Editorial, OpEd

Roads of Peace, Not Blood

It is deeply distressing to watch families continue to risk the lives of their loved ones on roads that have become synonymous with violence, ambushes, and fear.
What should be ordinary journeys have turned into perilous undertakings, where survival is uncertain and grief is often the outcome.
At the heart of this tragedy lies an uncomfortable truth we repeatedly avoid: the safety of our people is being recklessly compromised in an environment where the rule of law is weak or entirely absent.
Each trip along these routes is no longer just a passage home; it is a calculated risk, a confrontation with unresolved conflict, and, too often, a fatal encounter with history repeating itself.
For the people of across South Sudan, this reality is neither new nor theoretical.
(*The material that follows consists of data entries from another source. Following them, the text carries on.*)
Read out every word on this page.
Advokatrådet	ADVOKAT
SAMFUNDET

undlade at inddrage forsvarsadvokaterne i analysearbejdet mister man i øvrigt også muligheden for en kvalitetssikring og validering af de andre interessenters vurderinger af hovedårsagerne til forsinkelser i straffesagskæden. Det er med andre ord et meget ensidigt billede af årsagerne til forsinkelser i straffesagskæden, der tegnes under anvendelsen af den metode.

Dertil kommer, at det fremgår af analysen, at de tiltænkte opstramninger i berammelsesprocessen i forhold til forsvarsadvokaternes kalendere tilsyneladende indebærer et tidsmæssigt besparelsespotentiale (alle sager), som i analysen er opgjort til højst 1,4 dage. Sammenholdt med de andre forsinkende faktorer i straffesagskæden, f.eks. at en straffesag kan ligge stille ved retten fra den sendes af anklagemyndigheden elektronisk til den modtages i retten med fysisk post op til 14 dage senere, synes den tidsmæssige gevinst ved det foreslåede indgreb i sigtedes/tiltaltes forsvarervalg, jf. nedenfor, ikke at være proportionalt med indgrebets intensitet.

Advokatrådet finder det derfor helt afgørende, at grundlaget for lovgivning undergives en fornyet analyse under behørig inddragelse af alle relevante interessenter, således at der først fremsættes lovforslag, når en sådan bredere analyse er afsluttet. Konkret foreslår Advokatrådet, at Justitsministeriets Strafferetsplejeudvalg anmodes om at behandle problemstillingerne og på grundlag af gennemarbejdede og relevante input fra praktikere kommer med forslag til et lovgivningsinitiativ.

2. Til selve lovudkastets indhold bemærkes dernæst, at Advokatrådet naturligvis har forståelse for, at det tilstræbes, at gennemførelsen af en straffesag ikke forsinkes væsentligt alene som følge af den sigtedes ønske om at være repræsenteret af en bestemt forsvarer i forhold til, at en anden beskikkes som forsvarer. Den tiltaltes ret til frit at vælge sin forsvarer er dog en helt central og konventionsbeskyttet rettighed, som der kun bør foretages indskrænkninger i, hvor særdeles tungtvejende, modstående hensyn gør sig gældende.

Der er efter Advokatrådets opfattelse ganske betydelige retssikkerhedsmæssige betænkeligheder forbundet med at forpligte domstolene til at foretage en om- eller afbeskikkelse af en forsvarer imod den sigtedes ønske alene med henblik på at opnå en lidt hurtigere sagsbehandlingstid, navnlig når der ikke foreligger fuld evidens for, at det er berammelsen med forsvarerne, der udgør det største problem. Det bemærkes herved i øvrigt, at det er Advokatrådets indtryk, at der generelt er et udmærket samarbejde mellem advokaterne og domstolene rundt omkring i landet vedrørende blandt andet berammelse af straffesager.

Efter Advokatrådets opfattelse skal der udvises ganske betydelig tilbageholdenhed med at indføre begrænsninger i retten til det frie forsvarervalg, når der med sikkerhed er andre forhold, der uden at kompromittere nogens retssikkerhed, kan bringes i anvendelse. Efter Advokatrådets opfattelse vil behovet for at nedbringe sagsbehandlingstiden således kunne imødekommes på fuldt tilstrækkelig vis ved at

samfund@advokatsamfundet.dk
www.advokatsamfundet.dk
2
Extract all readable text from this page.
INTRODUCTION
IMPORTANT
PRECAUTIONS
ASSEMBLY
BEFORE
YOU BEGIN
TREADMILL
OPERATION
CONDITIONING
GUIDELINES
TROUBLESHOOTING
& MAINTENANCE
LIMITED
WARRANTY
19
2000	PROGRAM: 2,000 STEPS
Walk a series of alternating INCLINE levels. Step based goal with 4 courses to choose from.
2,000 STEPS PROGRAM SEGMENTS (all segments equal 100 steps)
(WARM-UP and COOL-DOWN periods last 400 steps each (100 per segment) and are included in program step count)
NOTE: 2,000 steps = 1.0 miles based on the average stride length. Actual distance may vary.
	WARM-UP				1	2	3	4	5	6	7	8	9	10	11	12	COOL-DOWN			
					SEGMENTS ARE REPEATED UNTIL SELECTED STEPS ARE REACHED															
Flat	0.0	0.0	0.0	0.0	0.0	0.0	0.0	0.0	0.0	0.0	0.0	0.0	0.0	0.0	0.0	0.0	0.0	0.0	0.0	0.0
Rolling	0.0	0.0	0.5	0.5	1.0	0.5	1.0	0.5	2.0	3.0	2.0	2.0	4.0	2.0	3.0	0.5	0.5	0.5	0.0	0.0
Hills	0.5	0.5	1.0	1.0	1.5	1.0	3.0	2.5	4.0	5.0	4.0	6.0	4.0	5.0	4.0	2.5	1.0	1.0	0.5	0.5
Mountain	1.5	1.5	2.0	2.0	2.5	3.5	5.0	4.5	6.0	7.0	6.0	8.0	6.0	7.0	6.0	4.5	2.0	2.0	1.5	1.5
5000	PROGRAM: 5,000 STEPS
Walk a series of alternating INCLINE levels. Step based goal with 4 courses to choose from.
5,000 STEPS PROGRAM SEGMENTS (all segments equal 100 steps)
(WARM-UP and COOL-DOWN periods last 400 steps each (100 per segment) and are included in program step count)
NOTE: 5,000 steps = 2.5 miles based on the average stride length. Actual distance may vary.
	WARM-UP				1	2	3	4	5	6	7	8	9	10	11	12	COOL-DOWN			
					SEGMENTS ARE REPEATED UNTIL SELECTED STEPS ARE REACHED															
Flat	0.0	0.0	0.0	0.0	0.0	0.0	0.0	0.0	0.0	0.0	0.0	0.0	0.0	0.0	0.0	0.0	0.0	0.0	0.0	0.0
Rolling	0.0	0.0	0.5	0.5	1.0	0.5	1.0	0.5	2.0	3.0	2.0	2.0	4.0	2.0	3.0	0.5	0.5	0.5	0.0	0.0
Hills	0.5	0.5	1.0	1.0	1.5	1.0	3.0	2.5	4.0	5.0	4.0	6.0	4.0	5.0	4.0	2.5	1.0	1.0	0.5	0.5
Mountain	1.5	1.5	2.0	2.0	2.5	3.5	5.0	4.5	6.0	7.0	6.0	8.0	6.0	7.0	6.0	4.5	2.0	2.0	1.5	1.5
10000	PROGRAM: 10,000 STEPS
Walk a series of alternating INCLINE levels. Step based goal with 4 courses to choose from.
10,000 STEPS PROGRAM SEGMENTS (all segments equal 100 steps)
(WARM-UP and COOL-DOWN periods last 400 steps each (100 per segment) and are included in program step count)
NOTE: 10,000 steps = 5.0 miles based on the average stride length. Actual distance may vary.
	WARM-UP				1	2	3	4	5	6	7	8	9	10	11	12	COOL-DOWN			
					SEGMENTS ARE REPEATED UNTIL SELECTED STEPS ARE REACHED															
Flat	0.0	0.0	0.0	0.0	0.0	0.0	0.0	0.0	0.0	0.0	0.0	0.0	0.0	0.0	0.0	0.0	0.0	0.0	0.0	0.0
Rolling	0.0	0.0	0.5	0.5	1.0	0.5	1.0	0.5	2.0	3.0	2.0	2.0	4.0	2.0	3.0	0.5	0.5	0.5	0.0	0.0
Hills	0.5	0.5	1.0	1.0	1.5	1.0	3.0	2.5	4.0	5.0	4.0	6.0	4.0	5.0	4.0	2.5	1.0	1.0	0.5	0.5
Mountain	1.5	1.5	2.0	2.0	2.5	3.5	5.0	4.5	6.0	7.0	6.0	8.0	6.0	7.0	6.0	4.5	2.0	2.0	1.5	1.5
The roads connecting communities are not neutral spaces of movement; they are charged with memory, marked by past bloodshed, and shaped by longstanding grievances that remain unaddressed.
Yet despite this painful history, families continue to travel these routes out of necessity, desperation, or hope.
The danger is well known, but alternatives are few, and survival often demands movement. The consequences, however, are devastating.
Loss is not measured in statistics but in broken households, orphaned children, and communities forced to mourn again and again.
At some point, common sense must prevail. When a route is widely known to be dangerous, when it lies at the center of unresolved conflict and armed hostility, we must pause and ask a difficult but necessary question: is any journey worth the price of a human life?
Travel should never amount to a death sentence. Our people deserve safe passage, dignity, and the assurance that reaching home does not require gambling with their lives.